Die Bedeutung der Unternehmens- und Führungskultur
Fachkräftemangel ist weder ein Problem des Marktes, noch Zufall, sondern ein hausgemachtes Problem. Wenn Fachkräfte gehen oder gar nicht erst kommen, ist das meistens das Ergebnis einer verfehlten Unternehmens- und Führungskultur. Um Fachkräfte zu bekommen und zu halten, kommt es darauf an, jeden einzelnen Mitarbeiter als Fürsprecher des Unternehmens zu gewinnen. Und das schaffen Unternehmen und ihre Führungskräfte durch die Art und Weise, wie sie mit ihren Mitarbeitern umgehen. Über Fachkräftemangel – so eine meiner Thesen – beschweren sich vor allem diejenigen Unternehmen, die in diesem Bereich schwerwiegende Fehler machen.
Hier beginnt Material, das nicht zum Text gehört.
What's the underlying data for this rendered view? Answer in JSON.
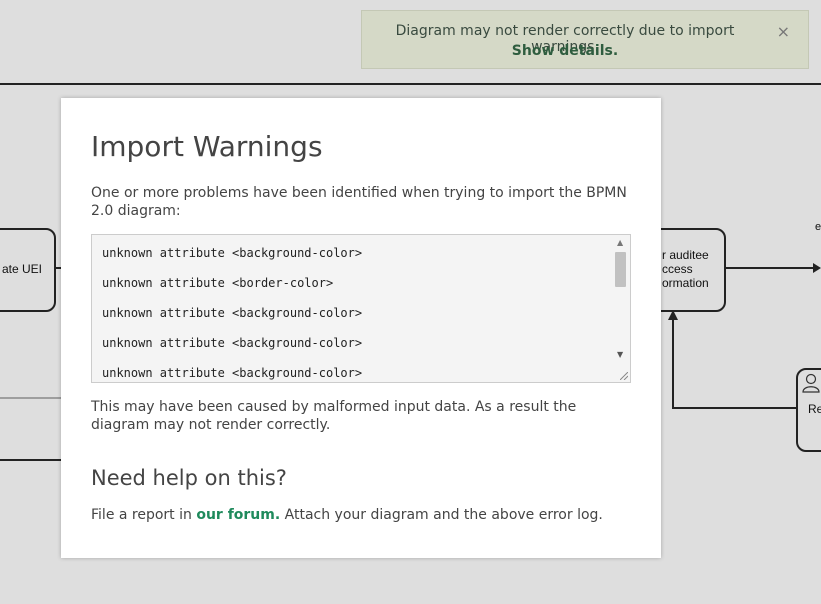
{
  "notification": {
    "message": "Diagram may not render correctly due to import warnings.",
    "link": "Show details.",
    "close": "×"
  },
  "diagram": {
    "left_task_label": "ate UEI",
    "right_task_lines": [
      "r auditee",
      "ccess",
      "ormation"
    ],
    "user_task_label": "Re",
    "edge_label": "e"
  },
  "modal": {
    "title": "Import Warnings",
    "intro": "One or more problems have been identified when trying to import the BPMN 2.0 diagram:",
    "log_lines": [
      "unknown attribute <background-color>",
      "unknown attribute <border-color>",
      "unknown attribute <background-color>",
      "unknown attribute <background-color>",
      "unknown attribute <background-color>"
    ],
    "cause": "This may have been caused by malformed input data. As a result the diagram may not render correctly.",
    "help_title": "Need help on this?",
    "report_prefix": "File a report in ",
    "report_link": "our forum.",
    "report_suffix": " Attach your diagram and the above error log."
  }
}
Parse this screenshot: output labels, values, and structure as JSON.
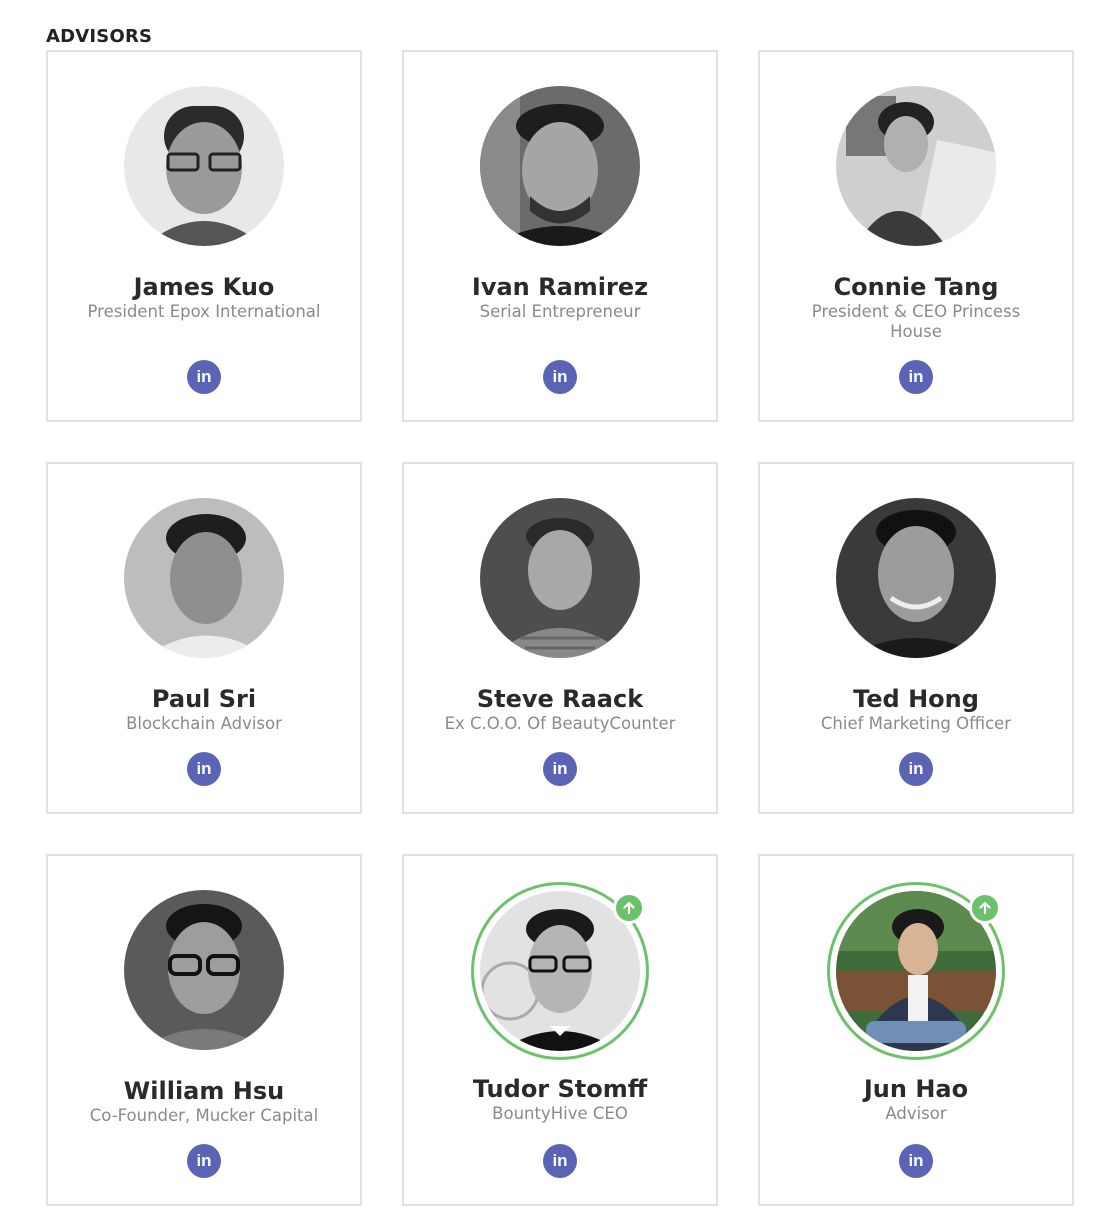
{
  "section": {
    "title": "ADVISORS"
  },
  "linkedin_icon_text": "in",
  "colors": {
    "linkedin": "#5b63b5",
    "featured_ring": "#6cc26a",
    "card_border": "#e1e1e1"
  },
  "advisors": [
    {
      "name": "James Kuo",
      "role": "President Epox International",
      "featured": false
    },
    {
      "name": "Ivan Ramirez",
      "role": "Serial Entrepreneur",
      "featured": false
    },
    {
      "name": "Connie Tang",
      "role": "President & CEO Princess House",
      "featured": false
    },
    {
      "name": "Paul Sri",
      "role": "Blockchain Advisor",
      "featured": false
    },
    {
      "name": "Steve Raack",
      "role": "Ex C.O.O. Of BeautyCounter",
      "featured": false
    },
    {
      "name": "Ted Hong",
      "role": "Chief Marketing Officer",
      "featured": false
    },
    {
      "name": "William Hsu",
      "role": "Co-Founder, Mucker Capital",
      "featured": false
    },
    {
      "name": "Tudor Stomff",
      "role": "BountyHive CEO",
      "featured": true
    },
    {
      "name": "Jun Hao",
      "role": "Advisor",
      "featured": true
    }
  ]
}
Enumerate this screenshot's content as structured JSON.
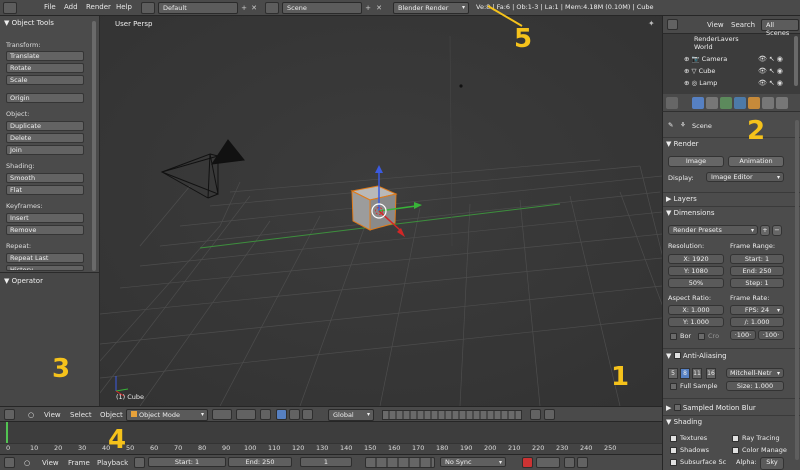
{
  "top_menu": {
    "items": [
      "File",
      "Add",
      "Render",
      "Help"
    ],
    "screen_layout": "Default",
    "scene": "Scene",
    "render_engine": "Blender Render",
    "stats": "Ve:8 | Fa:6 | Ob:1-3 | La:1 | Mem:4.18M (0.10M) | Cube"
  },
  "tool_shelf": {
    "title": "Object Tools",
    "groups": [
      {
        "label": "Transform:",
        "buttons": [
          "Translate",
          "Rotate",
          "Scale"
        ]
      },
      {
        "label": "",
        "buttons": [
          "Origin"
        ]
      },
      {
        "label": "Object:",
        "buttons": [
          "Duplicate",
          "Delete",
          "Join"
        ]
      },
      {
        "label": "Shading:",
        "buttons": [
          "Smooth",
          "Flat"
        ]
      },
      {
        "label": "Keyframes:",
        "buttons": [
          "Insert",
          "Remove"
        ]
      },
      {
        "label": "Repeat:",
        "buttons": [
          "Repeat Last",
          "History..."
        ]
      }
    ],
    "operator_title": "Operator"
  },
  "viewport": {
    "label": "User Persp",
    "object_label": "(1) Cube"
  },
  "view_header": {
    "menus": [
      "View",
      "Select",
      "Object"
    ],
    "mode": "Object Mode",
    "orientation": "Global"
  },
  "timeline": {
    "ticks": [
      "0",
      "10",
      "20",
      "30",
      "40",
      "50",
      "60",
      "70",
      "80",
      "90",
      "100",
      "110",
      "120",
      "130",
      "140",
      "150",
      "160",
      "170",
      "180",
      "190",
      "200",
      "210",
      "220",
      "230",
      "240",
      "250"
    ],
    "menus": [
      "View",
      "Frame",
      "Playback"
    ],
    "start": "Start: 1",
    "end": "End: 250",
    "current": "1",
    "sync": "No Sync"
  },
  "outliner": {
    "view": "View",
    "search": "Search",
    "filter": "All Scenes",
    "rows": [
      "RenderLayers",
      "World",
      "Camera",
      "Cube",
      "Lamp"
    ]
  },
  "properties": {
    "scene_label": "Scene",
    "render_header": "Render",
    "image_btn": "Image",
    "animation_btn": "Animation",
    "display_label": "Display:",
    "display_value": "Image Editor",
    "layers_header": "Layers",
    "dimensions_header": "Dimensions",
    "render_presets": "Render Presets",
    "resolution_label": "Resolution:",
    "res_x": "X: 1920",
    "res_y": "Y: 1080",
    "res_pct": "50%",
    "frame_range_label": "Frame Range:",
    "start": "Start: 1",
    "end": "End: 250",
    "step": "Step: 1",
    "aspect_label": "Aspect Ratio:",
    "aspect_x": "X: 1.000",
    "aspect_y": "Y: 1.000",
    "frame_rate_label": "Frame Rate:",
    "fps": "FPS: 24",
    "fps_base": "/: 1.000",
    "bor": "Bor",
    "cro": "Cro",
    "map_old": "·100·",
    "map_new": "·100·",
    "aa_header": "Anti-Aliasing",
    "aa_samples": [
      "5",
      "8",
      "11",
      "16"
    ],
    "aa_filter": "Mitchell-Netr",
    "full_sample": "Full Sample",
    "aa_size": "Size: 1.000",
    "motion_blur_header": "Sampled Motion Blur",
    "shading_header": "Shading",
    "textures": "Textures",
    "ray_tracing": "Ray Tracing",
    "shadows": "Shadows",
    "color_manage": "Color Manage",
    "subsurface": "Subsurface Sc",
    "alpha_label": "Alpha:",
    "alpha_value": "Sky"
  },
  "callouts": {
    "one": "1",
    "two": "2",
    "three": "3",
    "four": "4",
    "five": "5"
  }
}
Die anderen haben keinen Fachkräftemangel, weil sie es verstehen, die Begeisterung ihrer Mitarbeiter zu wecken und ihre Motivation, die sie von sich aus schon in das Unternehmen hineintragen, nicht zu sabotieren – etwa durch blumige Versprechen in Stellenanzeigen, die zwar dem Stereotyp eines perfekten Arbeitgebers entsprechen, aber nur wenig mit der Realität zu tun haben. Oder indem man die Mitarbeiter überwacht, ihnen ein Bonus-Malus-System aufnötigt, ihnen also einen Teil der Vergütung aus mangelndem Vertrauen in ihre Leistungsfähigkeit vorenthält, ihnen Unternehmensberater mit einer Stoppuhr in der Hand in den Nacken setzt, um auch den letzten Tropfen Effizienz aus ihnen herauszuquetschen oder ihre Motivation mit gut gemeinten Motivierungsmaßnahmen wegzumotivieren.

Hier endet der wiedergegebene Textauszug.